Он был слишком силен, чтобы удовлетвориться сомнением, слишком слаб, чтобы создать себе веру, – он стремился к ней, он жаждал ее! Он просил, молил, требовал. И вечные ловцы популярности, лжевеликие писатели, лжевеликие мыслители, подстерегали и эксплуатировали это настоятельное и томительное желание, превознося под грохот барабанов свое шарлатанское лекарство. Каждый из этих Гиппократов с высоких подмостков своего балагана вопил, что его эликсир – самый лучший, самый целебный, и поносил все остальные. Но эти тайные средства не стоили ни гроша. Ни один из торгашей не потрудился найти новые рецепты. Они раскопали среди старого хлама флаконы с выдохшимися лекарствами. Один провозглашал в качестве панацеи католическую церковь, другой – законную монархию, третий – классическую традицию. Среди них были и такие шутники, которые доказывали, что возвращение к латыни исцелит от всех зол. Иные же с серьезным видом и пылким красноречием, внушавшим доверие зевакам, проповедовали господство средиземноморского духа. (Столь же убедительно они разглагольствовали бы при других обстоятельствах об атлантическом духе!) В противовес северным и восточным варварам, они торжественно провозглашали себя преемниками новой римской империи. Слова, слова, и притом заимствованные. Под открытым небом они излагали скороговоркой всю премудрость, собранную в библиотеках. Молодой Жанен, как и его товарищи, переходил от одного торгаша к другому, слушал их зазывающие выкрики, иногда, поддаваясь соблазну, заходил в балаган и выходил оттуда разочарованный и немного пристыженный: зря потратив деньги и время, он увидел там лишь старых паяцев в потертых трико. И тем не менее так сильны были иллюзии молодости, так велика была уверенность в том, что он обретет веру, что, слушая каждое новое обещание очередного продавца надежд, он тотчас же попадался на удочку. Жорж был настоящим французом: ему были присущи бунтарские настроения и врожденная любовь к порядку. Ему необходим был вождь, и он не выносил никакого начальства: его беспощадная ирония пронизывала их всех насквозь.

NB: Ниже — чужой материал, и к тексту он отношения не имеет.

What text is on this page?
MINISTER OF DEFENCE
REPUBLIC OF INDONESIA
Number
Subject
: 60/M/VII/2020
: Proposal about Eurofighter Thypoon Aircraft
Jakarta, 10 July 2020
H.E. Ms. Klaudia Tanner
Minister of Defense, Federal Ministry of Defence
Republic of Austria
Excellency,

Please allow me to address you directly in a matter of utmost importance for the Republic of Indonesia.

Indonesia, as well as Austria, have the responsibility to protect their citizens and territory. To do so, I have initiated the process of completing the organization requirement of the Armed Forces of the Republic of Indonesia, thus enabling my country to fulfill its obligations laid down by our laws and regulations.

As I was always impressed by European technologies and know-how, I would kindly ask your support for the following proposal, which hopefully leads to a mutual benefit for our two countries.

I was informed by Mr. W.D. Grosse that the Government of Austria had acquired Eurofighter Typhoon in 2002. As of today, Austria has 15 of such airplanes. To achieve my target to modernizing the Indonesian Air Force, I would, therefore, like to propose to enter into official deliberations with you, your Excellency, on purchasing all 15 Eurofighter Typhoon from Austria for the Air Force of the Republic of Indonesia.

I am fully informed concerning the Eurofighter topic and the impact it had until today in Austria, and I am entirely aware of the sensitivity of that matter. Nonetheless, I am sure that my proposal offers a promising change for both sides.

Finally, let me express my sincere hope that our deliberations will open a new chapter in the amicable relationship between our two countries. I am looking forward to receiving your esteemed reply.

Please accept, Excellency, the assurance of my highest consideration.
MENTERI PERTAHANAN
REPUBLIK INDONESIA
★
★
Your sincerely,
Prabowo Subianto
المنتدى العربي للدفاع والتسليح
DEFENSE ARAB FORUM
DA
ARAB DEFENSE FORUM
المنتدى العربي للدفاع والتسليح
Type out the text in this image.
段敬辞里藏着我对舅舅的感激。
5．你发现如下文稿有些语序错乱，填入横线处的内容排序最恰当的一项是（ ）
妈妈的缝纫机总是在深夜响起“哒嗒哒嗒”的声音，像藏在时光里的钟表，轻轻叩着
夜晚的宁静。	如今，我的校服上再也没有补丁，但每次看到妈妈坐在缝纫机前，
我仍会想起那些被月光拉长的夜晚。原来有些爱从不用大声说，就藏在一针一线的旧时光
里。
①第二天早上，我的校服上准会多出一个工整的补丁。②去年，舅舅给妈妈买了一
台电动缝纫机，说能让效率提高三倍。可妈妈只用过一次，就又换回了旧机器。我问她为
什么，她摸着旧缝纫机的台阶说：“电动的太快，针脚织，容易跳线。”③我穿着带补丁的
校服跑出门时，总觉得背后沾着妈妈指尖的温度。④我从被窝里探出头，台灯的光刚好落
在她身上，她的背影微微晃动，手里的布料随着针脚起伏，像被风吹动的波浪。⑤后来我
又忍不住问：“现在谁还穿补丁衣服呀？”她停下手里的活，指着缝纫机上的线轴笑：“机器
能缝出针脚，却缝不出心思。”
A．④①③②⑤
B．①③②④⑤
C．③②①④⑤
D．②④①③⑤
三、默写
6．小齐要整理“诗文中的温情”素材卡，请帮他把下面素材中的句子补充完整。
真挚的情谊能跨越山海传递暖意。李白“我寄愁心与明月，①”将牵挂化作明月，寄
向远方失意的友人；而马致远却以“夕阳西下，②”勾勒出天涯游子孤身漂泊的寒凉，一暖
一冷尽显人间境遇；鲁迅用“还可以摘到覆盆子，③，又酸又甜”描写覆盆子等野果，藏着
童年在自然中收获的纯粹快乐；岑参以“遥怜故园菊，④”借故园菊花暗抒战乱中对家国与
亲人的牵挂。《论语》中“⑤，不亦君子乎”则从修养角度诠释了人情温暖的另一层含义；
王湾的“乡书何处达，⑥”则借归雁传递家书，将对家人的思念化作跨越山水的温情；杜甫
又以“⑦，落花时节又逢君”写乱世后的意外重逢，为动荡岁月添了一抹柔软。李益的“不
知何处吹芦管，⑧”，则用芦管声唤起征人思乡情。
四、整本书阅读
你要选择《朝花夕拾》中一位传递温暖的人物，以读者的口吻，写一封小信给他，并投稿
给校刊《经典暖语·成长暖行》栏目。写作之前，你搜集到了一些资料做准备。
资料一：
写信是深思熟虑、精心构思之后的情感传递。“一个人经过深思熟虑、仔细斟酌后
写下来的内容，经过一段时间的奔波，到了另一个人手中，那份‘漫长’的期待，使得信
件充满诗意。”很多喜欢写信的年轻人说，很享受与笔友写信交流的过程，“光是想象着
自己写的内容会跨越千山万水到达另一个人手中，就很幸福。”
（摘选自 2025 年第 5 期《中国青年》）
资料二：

Он ждал, покуда кто-нибудь преподнесет ему решение загадки… но ему некогда было ждать. Он не принадлежал к типу людей, которые, подобно его отцу, в течение всей своей жизни могли довольствоваться поисками истины. Его молодая, беспокойная сила искала выхода. При наличии повода или без него он хотел на что-нибудь решиться. Действовать, пустить в ход, растратить свою энергию. Путешествия, наслаждение искусством, особенно музыкой, которой он пичкал себя до пресыщения, служили временной отдушиной для его страстей. Красивый малый, преждевременно созревший, легко поддающийся искушению, он рано познал мир любви, такой пленительный с виду, и ринулся в него, охваченный поэтической и жадной радостью. Но вскоре этому наивному и ненасытному до наглости Керубино надоели женщины; ему необходима была деятельность. Тогда он яростно отдался спорту. Он испробовал все, увлекался всеми видами спорта. Он стал завсегдатаем фехтовальных турниров, боксерских матчей, получил звание чемпиона Франции по бегу и по прыжкам в высоту, был капитаном футбольной команды. Он соперничал в смелости с такими же, как он сам, молодыми сумасбродами, богачами и сорвиголовами: они совершали нелепые и бешеные автомобильные пробеги, поистине пробеги смерти. В конце концов он забросил все ради новой игрушки. Он разделял исступленные восторги толпы к самолетам. На праздниках авиации, происходивших в Реймсе, он вопил, плакал от радости вместе с тремястами тысячами зрителей; он чувствовал свое единение со всем народом, охваченным восторгом и упованьем: люди-птицы, проносившиеся над ними, увлекали их за собой в своем полете. Впервые с той поры, как вспыхнула заря Великой революции, эти сплоченные толпы подняли глаза к небу, и оно отверзлось им. К ужасу матери, молодой Жанен заявил, что хочет примкнуть к стаям завоевателей воздуха. Жаклина умоляла его отказаться от этого опасного намерения. Она приказывала ему. Он поступил по-своему. Кристоф, в котором Жаклина рассчитывала найти союзника, ограничился тем, что дал молодому человеку несколько разумных советов, хотя был уверен, что Жорж не последует им (ибо, будь он на его месте, он поступил бы так же). Кристоф не считал себя вправе, если бы это даже было в его власти, стеснять здоровую и нормальную игру молодых сил, которые из-за вынужденного бездействия могли бы устремиться к собственному разрушению.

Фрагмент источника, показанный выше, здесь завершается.